Recall that Sauron has inscribed the One Ring with the following words.
One Ring to rule them all, One Ring to find them,
One Ring to bring them all and in the darkness bind them
In this inscription, what or who does the “them all” refer to? Does it refer to the other rings of power? The lords that bear the other rings of power? Or all the masses of elves, dwarves and humans? Or is it left deliberately vague who or what the ring is to rule?
See also an earlier question Is the ring poem slightly inaccurate? Who wrote it?
Answer
This is made clear in the essay Of the Rings of Power and the Third Age, published in The Silmarillion:
Now the Elves made many rings; but secretly Sauron made One Ring to rule all the others, and their power was bound up with it, to be subject wholly to it and to last only so long as it too should last.
The choice of phrase can hardly be accidental here: it's explicit that the purpose of the One Ring was to rule the other Rings, and not to rule their bearers.

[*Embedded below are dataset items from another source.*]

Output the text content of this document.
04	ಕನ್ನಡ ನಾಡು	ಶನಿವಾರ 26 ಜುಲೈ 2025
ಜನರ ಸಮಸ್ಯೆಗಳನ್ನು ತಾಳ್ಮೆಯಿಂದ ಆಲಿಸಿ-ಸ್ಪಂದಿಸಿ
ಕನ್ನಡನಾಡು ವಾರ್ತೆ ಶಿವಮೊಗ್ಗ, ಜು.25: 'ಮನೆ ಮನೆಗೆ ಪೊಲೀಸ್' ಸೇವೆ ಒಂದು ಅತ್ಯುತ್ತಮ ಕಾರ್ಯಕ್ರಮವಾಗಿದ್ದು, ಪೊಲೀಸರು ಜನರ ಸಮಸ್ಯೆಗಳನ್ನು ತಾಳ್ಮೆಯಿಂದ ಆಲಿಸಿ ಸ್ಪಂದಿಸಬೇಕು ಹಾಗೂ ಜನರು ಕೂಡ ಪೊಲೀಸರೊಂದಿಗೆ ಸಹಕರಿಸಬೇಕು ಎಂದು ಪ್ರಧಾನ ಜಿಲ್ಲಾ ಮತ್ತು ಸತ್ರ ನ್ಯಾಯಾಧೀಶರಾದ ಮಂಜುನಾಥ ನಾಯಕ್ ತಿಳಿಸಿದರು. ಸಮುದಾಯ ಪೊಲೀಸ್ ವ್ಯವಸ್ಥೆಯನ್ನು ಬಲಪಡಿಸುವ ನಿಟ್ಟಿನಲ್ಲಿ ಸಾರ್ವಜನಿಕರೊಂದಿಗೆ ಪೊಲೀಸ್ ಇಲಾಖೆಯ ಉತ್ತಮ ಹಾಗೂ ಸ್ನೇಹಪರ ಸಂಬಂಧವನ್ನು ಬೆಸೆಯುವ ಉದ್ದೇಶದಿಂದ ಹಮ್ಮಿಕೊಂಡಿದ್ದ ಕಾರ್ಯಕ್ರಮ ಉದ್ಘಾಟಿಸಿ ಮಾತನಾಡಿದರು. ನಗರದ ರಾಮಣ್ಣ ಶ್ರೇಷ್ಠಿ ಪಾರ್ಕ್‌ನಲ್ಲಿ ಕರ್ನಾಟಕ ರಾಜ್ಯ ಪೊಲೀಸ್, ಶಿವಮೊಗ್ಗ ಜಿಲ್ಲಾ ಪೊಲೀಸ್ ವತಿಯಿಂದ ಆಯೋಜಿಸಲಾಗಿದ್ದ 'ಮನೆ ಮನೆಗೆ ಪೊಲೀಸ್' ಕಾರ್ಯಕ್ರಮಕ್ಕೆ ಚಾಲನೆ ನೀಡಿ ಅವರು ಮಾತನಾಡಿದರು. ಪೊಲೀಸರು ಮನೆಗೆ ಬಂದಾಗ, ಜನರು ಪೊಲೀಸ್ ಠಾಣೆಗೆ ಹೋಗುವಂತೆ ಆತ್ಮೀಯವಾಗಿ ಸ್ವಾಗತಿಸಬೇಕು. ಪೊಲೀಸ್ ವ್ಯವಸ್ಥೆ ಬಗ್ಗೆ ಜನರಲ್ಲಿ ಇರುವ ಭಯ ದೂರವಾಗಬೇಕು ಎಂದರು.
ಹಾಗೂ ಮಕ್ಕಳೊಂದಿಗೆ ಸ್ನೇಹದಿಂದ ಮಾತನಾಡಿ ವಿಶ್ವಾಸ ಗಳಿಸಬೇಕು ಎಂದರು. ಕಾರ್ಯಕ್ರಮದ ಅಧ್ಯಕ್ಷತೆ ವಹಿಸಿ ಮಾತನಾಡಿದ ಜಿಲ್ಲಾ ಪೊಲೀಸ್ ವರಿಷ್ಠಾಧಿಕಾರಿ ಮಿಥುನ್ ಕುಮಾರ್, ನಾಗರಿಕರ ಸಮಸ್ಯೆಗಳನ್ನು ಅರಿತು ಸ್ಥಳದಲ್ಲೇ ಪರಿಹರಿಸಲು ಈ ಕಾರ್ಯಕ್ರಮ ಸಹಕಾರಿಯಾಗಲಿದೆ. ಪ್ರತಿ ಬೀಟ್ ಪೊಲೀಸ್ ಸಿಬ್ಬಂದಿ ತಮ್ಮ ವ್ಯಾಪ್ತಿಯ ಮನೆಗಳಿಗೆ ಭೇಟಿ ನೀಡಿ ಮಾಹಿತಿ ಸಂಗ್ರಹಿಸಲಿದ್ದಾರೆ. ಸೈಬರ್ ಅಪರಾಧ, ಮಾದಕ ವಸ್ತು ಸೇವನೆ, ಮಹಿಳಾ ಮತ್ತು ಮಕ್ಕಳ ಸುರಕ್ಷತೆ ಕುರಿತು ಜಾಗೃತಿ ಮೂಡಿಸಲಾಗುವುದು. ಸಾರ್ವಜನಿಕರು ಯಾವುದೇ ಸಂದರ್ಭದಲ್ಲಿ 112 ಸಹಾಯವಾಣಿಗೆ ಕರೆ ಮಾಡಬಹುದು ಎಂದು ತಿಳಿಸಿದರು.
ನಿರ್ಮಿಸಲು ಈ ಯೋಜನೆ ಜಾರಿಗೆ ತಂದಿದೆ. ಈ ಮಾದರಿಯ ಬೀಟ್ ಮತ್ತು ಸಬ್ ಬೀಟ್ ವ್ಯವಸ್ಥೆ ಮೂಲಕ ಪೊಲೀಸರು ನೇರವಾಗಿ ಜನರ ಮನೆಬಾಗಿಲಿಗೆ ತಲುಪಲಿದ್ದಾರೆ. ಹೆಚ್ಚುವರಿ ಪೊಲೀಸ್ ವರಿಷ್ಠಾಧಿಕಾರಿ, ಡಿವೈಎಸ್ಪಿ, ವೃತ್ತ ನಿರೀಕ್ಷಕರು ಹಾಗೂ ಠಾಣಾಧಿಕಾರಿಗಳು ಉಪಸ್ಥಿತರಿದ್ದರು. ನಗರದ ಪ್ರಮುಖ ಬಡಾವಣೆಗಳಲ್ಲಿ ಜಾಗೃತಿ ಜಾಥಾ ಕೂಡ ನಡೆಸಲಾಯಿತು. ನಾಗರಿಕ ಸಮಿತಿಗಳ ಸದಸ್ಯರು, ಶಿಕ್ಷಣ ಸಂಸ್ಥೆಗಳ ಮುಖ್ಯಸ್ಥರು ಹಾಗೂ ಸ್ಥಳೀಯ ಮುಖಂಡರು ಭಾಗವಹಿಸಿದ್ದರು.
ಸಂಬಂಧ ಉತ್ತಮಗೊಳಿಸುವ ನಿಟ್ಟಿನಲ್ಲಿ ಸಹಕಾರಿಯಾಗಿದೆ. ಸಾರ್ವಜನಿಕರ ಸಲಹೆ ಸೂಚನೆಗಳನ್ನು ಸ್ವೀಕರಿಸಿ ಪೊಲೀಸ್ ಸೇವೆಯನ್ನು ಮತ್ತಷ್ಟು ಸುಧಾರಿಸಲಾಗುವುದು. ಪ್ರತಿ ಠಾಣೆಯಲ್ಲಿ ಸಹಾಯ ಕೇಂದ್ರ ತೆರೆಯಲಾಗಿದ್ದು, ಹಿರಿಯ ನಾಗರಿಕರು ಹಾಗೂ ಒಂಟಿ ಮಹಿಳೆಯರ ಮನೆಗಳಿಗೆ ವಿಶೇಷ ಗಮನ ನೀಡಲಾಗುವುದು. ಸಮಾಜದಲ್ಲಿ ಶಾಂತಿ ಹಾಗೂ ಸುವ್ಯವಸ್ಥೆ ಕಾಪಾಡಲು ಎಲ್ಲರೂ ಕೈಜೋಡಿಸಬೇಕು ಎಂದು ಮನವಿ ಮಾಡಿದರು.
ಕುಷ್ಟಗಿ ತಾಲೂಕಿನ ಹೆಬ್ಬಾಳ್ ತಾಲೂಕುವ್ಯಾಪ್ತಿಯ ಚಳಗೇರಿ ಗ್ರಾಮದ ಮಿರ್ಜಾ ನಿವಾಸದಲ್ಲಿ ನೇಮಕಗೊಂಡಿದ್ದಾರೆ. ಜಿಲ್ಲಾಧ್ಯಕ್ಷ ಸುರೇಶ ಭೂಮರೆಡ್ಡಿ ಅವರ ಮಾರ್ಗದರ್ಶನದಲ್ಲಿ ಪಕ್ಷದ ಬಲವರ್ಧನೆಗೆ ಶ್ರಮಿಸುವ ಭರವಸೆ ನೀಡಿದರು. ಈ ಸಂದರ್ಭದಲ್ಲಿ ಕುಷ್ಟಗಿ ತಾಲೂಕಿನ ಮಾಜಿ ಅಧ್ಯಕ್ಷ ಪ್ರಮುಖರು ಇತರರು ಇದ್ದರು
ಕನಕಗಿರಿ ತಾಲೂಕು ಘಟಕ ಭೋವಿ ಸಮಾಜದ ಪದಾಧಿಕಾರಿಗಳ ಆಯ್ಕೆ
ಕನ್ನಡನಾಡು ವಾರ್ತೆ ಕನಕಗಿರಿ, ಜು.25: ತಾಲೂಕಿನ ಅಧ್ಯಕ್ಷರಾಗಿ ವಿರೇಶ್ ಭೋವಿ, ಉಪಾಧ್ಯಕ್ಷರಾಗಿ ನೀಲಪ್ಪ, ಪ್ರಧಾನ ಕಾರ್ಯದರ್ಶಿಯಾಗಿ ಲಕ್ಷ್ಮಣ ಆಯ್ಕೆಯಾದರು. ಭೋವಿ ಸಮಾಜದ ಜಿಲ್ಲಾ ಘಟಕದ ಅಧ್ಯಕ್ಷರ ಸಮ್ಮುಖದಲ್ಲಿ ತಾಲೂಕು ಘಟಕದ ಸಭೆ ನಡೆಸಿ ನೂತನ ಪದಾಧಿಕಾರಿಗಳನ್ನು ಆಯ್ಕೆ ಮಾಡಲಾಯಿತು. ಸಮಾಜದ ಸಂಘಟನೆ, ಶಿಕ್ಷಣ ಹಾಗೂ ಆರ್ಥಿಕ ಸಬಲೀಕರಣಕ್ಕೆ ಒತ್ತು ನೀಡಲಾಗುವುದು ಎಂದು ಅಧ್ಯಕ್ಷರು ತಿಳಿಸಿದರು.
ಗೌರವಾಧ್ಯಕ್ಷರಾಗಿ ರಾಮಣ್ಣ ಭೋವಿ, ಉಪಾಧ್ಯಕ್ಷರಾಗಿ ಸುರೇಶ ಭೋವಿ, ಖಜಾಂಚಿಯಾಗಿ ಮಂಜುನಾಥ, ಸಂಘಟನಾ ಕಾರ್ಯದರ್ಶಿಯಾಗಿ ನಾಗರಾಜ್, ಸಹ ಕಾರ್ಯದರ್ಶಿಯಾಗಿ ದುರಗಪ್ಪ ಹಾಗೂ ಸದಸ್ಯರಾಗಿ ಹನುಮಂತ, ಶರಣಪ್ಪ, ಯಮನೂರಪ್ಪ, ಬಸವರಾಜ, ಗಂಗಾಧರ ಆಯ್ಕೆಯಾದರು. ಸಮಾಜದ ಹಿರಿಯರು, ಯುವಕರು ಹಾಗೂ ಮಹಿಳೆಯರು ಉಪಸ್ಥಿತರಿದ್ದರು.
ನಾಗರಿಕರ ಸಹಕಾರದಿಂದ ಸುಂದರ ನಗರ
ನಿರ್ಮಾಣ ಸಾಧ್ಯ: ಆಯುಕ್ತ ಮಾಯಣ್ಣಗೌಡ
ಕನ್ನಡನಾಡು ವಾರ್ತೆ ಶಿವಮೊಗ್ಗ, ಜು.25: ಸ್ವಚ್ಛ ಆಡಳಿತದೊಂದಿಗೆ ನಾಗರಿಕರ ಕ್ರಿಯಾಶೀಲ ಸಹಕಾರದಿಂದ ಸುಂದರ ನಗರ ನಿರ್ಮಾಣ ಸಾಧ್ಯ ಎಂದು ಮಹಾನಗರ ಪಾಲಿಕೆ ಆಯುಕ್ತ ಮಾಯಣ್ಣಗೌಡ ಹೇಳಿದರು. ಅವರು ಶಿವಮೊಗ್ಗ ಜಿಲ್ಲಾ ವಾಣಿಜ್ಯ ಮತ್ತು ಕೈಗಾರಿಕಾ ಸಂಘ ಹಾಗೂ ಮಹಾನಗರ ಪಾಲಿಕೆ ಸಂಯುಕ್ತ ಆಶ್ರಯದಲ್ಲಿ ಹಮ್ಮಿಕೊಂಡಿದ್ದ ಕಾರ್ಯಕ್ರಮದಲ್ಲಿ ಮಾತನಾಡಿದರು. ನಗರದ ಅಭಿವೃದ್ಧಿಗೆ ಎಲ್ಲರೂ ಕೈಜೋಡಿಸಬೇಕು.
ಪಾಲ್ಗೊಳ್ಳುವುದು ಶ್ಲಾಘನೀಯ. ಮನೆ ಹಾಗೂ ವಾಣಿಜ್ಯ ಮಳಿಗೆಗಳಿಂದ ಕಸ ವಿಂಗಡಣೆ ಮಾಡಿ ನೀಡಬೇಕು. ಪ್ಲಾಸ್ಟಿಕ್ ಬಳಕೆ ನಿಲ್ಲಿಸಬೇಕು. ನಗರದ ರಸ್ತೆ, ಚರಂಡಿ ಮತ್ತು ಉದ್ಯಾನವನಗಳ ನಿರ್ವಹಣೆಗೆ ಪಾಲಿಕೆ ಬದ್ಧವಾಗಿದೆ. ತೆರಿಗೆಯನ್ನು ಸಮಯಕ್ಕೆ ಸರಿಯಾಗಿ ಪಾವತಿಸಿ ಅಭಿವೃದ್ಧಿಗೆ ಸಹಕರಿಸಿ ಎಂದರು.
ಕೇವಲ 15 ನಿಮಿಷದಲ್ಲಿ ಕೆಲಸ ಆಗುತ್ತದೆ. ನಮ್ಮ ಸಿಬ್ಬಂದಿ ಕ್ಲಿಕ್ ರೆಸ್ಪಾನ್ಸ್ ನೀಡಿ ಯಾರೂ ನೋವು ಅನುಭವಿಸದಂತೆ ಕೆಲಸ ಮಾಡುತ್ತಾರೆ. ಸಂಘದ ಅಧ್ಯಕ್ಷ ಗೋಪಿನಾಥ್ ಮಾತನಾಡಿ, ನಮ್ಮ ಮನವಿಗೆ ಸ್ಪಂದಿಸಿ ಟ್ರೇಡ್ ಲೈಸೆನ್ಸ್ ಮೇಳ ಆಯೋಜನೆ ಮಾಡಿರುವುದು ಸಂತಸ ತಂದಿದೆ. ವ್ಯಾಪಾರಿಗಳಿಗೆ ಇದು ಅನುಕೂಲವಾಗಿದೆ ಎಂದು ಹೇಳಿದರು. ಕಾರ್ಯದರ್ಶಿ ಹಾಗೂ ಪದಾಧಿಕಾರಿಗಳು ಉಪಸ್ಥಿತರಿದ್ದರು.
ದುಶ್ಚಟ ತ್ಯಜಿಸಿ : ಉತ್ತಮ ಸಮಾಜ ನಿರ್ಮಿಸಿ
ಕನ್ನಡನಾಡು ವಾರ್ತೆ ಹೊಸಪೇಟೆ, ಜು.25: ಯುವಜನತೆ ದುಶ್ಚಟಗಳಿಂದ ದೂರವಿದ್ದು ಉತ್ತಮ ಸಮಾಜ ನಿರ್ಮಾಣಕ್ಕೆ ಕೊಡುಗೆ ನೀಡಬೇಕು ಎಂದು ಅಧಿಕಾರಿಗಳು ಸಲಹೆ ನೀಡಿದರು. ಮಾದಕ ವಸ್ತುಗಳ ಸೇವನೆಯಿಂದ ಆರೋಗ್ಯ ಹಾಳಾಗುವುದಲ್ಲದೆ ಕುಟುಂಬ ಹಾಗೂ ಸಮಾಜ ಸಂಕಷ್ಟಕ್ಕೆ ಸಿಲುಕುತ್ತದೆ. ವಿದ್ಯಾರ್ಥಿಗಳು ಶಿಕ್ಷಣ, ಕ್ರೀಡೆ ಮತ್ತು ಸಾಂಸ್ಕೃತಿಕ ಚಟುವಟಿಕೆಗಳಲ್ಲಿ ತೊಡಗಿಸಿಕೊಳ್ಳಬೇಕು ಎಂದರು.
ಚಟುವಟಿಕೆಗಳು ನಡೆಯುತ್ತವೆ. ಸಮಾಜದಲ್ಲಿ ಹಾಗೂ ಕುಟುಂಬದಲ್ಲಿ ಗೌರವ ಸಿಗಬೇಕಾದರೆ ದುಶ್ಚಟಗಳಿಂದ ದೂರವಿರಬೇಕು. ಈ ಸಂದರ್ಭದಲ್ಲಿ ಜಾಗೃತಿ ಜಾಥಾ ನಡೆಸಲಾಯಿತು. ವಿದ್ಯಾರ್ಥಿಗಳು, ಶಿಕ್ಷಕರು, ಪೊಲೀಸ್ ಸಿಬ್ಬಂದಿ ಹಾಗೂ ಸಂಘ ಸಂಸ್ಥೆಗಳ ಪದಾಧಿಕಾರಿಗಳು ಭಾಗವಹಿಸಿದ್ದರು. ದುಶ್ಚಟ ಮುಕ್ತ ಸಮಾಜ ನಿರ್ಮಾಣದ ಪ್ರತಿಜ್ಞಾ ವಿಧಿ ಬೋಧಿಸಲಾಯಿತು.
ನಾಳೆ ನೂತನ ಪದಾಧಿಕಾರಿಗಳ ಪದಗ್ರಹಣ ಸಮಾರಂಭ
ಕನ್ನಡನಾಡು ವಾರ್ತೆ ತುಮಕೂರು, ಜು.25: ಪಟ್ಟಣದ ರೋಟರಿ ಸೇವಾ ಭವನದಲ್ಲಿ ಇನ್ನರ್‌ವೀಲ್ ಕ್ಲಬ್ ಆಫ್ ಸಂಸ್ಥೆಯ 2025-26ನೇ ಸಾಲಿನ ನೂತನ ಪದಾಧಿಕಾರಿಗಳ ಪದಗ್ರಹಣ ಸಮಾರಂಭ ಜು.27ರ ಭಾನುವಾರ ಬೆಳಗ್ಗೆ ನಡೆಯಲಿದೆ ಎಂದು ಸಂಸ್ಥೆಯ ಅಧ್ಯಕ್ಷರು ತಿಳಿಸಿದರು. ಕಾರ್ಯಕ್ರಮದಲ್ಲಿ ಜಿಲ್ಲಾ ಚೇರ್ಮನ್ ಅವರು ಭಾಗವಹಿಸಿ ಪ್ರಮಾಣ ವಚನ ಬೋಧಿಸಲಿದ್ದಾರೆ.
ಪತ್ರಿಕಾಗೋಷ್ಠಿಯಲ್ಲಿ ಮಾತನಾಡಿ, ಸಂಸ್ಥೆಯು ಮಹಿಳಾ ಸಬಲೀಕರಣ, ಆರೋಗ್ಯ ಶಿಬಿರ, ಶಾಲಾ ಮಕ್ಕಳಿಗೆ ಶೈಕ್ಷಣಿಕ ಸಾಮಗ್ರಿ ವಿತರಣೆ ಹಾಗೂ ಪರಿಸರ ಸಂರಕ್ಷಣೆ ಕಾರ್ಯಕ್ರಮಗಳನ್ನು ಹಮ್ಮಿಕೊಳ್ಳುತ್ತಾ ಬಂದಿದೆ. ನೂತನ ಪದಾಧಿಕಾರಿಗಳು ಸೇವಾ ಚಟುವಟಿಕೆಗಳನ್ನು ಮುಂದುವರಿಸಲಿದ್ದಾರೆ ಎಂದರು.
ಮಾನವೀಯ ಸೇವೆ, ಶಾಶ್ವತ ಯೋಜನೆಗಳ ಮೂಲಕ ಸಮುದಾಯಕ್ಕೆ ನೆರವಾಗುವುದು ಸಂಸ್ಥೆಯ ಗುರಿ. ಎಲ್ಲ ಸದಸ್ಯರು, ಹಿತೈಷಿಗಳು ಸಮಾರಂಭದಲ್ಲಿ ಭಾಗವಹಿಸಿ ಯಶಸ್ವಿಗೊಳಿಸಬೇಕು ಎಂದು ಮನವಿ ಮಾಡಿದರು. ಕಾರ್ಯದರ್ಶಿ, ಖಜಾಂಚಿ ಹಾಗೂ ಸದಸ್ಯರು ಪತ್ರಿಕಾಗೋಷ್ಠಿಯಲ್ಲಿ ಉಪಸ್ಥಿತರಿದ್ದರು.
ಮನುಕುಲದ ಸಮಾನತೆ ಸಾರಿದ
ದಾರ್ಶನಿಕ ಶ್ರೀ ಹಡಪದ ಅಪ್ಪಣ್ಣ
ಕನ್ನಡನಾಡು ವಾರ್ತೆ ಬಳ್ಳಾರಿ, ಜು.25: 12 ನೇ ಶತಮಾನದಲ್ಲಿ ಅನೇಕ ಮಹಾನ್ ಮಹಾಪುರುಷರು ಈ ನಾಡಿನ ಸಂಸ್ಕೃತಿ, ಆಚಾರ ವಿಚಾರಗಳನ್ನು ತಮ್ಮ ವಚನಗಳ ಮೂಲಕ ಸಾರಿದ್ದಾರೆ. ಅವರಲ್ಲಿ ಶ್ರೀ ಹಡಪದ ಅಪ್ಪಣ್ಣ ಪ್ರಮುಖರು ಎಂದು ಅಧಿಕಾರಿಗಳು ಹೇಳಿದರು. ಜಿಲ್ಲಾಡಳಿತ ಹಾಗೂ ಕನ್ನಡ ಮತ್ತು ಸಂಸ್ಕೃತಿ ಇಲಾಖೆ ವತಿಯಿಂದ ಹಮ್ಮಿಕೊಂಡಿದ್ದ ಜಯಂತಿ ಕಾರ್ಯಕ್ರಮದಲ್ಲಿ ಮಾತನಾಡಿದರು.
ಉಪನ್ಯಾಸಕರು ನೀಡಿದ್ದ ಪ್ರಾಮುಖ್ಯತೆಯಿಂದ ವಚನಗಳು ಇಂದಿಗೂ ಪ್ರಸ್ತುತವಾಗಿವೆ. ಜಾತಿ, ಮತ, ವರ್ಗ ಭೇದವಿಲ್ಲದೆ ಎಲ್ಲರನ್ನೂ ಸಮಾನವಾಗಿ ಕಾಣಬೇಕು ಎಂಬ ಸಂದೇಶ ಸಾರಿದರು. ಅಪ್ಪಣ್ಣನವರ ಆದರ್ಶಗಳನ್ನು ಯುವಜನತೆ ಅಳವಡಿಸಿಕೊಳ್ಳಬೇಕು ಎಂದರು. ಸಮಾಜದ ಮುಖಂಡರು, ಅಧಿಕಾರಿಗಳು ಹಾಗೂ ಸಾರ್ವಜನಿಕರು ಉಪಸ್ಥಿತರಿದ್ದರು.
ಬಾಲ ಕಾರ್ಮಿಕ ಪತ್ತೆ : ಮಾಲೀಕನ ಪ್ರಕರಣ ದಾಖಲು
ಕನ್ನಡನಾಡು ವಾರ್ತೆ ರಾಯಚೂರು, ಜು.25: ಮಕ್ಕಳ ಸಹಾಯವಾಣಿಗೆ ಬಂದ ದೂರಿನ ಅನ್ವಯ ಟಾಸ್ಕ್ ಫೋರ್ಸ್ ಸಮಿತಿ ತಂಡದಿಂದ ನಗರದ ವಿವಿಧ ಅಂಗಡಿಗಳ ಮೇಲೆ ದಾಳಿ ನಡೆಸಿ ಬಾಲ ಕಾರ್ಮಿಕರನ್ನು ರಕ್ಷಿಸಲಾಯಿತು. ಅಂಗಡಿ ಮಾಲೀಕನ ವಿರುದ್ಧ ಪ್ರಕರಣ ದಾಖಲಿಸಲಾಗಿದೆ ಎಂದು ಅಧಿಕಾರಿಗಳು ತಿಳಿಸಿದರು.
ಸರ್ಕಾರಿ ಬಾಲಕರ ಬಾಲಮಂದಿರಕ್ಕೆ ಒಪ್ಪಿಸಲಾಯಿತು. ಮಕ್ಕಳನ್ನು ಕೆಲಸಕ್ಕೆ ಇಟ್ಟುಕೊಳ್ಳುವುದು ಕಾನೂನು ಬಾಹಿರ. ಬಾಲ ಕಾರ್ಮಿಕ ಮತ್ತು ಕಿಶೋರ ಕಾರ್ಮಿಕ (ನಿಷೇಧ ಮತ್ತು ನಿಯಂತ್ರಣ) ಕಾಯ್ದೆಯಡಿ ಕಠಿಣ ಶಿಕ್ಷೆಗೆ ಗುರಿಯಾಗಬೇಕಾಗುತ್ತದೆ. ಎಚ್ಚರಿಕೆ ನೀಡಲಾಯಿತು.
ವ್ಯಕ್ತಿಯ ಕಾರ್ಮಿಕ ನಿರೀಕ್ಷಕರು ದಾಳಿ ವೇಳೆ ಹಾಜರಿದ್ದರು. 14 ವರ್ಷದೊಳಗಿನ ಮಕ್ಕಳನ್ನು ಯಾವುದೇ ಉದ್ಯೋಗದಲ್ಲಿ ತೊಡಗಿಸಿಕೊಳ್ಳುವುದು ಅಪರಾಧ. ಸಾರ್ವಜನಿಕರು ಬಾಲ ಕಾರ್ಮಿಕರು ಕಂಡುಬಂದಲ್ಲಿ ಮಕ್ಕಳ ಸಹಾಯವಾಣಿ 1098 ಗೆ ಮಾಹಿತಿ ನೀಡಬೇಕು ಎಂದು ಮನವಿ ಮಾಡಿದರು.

Note from the accepted answer to the question you link (which is IMO correct) that the "one Ring to rule them all..." part (i.e the Ring inscription itself) was composed first, with the other lines added by person or persons unknown at a later date. At the time the other Rings were made, there was actually no distinction between the Seven and the Nine, with only the Three being in any way different.